In den Sommern 2008 und 2009 gruben Archäologen am deutlich sichtbaren Nordwall auf dem Kapellenberg. Das Grabungsteam unter der Leitung von Professor Dr. Detlef Gronenborn vom Römisch-Germanischen Zentralmuseum/Johannes-Gutenberg-Universität Mainz und Dr. Udo Recker von der Hessischen Landesarchäologie untersuchte den Hauptwall und den flacheren Vorwall.

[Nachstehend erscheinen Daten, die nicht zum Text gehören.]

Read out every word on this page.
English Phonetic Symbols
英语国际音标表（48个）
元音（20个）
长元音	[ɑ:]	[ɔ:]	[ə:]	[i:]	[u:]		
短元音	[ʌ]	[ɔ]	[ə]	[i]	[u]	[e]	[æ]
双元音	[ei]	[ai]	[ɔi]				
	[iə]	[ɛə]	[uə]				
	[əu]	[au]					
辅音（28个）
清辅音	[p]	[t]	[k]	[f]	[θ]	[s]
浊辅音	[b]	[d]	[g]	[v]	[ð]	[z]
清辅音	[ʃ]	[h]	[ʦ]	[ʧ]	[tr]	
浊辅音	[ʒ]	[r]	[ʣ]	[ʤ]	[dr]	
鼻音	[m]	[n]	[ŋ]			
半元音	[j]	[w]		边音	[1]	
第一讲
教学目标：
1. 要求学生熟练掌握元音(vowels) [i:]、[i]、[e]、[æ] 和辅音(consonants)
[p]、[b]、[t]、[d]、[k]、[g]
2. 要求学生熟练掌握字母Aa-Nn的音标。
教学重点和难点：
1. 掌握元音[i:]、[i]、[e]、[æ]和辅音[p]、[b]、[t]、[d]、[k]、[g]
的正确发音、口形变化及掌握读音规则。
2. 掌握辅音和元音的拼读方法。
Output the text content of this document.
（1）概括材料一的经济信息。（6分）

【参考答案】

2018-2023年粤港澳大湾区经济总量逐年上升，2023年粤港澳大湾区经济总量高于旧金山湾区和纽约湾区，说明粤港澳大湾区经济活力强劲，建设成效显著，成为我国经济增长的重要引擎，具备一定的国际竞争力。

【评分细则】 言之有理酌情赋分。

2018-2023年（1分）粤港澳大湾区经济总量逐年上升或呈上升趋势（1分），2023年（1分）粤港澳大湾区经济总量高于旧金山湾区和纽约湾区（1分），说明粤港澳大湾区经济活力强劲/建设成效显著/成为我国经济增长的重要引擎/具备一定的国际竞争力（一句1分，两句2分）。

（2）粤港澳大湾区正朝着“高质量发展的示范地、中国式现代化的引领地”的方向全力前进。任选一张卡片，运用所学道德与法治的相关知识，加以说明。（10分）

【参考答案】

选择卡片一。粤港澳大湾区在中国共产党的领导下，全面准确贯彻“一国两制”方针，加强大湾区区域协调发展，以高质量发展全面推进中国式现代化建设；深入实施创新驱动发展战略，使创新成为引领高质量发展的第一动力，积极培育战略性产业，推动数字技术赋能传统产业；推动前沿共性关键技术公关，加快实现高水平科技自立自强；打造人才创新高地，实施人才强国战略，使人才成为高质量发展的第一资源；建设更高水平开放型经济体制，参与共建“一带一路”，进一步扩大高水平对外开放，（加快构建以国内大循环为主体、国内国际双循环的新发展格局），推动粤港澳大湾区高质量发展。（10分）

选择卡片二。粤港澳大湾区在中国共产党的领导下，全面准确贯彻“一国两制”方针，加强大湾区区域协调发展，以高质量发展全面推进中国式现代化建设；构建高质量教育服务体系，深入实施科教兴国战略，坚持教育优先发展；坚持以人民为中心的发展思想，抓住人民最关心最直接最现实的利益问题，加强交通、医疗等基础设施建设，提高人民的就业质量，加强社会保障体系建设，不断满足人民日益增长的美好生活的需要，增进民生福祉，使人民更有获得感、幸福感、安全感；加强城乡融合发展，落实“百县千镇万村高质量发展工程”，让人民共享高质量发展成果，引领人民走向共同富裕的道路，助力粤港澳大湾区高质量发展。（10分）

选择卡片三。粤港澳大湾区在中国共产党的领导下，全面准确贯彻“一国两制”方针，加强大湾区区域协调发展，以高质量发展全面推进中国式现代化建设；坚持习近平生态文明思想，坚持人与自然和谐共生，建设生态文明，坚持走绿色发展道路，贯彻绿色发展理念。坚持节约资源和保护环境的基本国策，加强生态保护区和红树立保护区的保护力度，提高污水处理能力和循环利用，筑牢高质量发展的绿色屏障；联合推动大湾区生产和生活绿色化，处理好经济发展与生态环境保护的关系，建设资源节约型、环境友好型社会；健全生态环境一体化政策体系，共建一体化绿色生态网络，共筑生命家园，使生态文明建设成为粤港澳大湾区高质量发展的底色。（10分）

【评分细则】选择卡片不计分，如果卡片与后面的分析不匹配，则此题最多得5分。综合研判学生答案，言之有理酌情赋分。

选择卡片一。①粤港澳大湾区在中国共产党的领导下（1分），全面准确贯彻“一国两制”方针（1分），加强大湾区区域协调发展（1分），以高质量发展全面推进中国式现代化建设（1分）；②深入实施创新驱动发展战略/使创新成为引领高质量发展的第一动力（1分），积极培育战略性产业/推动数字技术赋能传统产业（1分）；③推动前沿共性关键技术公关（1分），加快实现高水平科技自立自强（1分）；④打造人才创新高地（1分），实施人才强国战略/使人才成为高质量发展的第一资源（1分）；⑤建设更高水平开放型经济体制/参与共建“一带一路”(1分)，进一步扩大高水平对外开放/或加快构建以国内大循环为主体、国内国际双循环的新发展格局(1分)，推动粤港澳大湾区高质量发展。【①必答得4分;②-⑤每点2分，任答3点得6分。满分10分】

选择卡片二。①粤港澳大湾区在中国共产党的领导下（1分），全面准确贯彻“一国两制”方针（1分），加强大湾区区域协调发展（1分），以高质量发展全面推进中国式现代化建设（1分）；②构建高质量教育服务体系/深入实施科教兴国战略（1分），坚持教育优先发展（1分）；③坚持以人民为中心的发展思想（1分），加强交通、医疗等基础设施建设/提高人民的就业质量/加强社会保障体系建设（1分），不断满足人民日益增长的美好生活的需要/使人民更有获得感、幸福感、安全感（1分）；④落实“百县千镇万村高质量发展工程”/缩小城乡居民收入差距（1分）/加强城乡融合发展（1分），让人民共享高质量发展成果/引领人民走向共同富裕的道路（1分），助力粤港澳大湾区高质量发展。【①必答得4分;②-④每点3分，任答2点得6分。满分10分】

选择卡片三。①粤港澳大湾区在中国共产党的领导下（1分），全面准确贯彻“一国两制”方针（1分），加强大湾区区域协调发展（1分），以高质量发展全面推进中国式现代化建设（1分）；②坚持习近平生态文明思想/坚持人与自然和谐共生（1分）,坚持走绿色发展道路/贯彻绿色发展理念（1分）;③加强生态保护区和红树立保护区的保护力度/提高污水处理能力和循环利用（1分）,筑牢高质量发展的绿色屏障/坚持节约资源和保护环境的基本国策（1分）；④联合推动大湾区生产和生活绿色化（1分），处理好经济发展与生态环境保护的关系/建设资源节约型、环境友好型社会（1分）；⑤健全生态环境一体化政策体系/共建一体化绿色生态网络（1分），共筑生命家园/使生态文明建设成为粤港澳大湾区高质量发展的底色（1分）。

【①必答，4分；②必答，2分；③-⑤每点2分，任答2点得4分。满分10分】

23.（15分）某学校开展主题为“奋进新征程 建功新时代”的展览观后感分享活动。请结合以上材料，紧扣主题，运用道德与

Schon bei den Grabungen 2008 wurden Artefakte der jungsteinzeitlichen Michelsberger Kultur (4400 – 3500 v. Chr.) gefunden – was nicht verwundert, schließlich war der Kapellenberg im Rhein-Main-Gebiet zu Zeiten der Michelsberger Kultur wohl einer der wirtschaftlichen und politischen Mittelpunkte der Region. Zwar sind in Mitteleuropa aus der Jungsteinzeit wegen Bodenerosionen oberirdisch kaum Befunde vorhanden, in bewaldeten Gebieten, wie am Kapellenberg, können sich aber unter günstigen Umständen Reste von alten Wallanlagen erhalten. Die vom Wall eingegrenzte Siedlung ist nicht mehr sichtbar erhalten geblieben, da die damaligen Häuser klein und leicht gebaut waren. Die heute noch erkennbaren Grabhügel und Reste eines Wachturmes stammen aus der ausgehenden Jungsteinzeit sowie aus römischer Zeit.
Die Untersuchungsschnitte durch den jungsteinzeitlichen Wall zeigen, dass zunächst nur eine Palisade gebaut wurde. Diese wurde später abgetragen und an der gleichen Stelle der heute noch sichtbare Wall in drei Bauphasen errichtet. Eine Palisade wurde wahrscheinlich auch im Bereich des Vorwalles gebaut. Die 14C-Datierungen ergaben, dass diese Palisade um 4000 v. Chr. abbrannte, der Wall darüber ist 150 Jahre jünger.
Für die kommenden Jahre sind weitere Untersuchungen der Innenfläche durch die Hessische Landesarchäologie und das Römisch-Germanische Zentralmuseum geplant.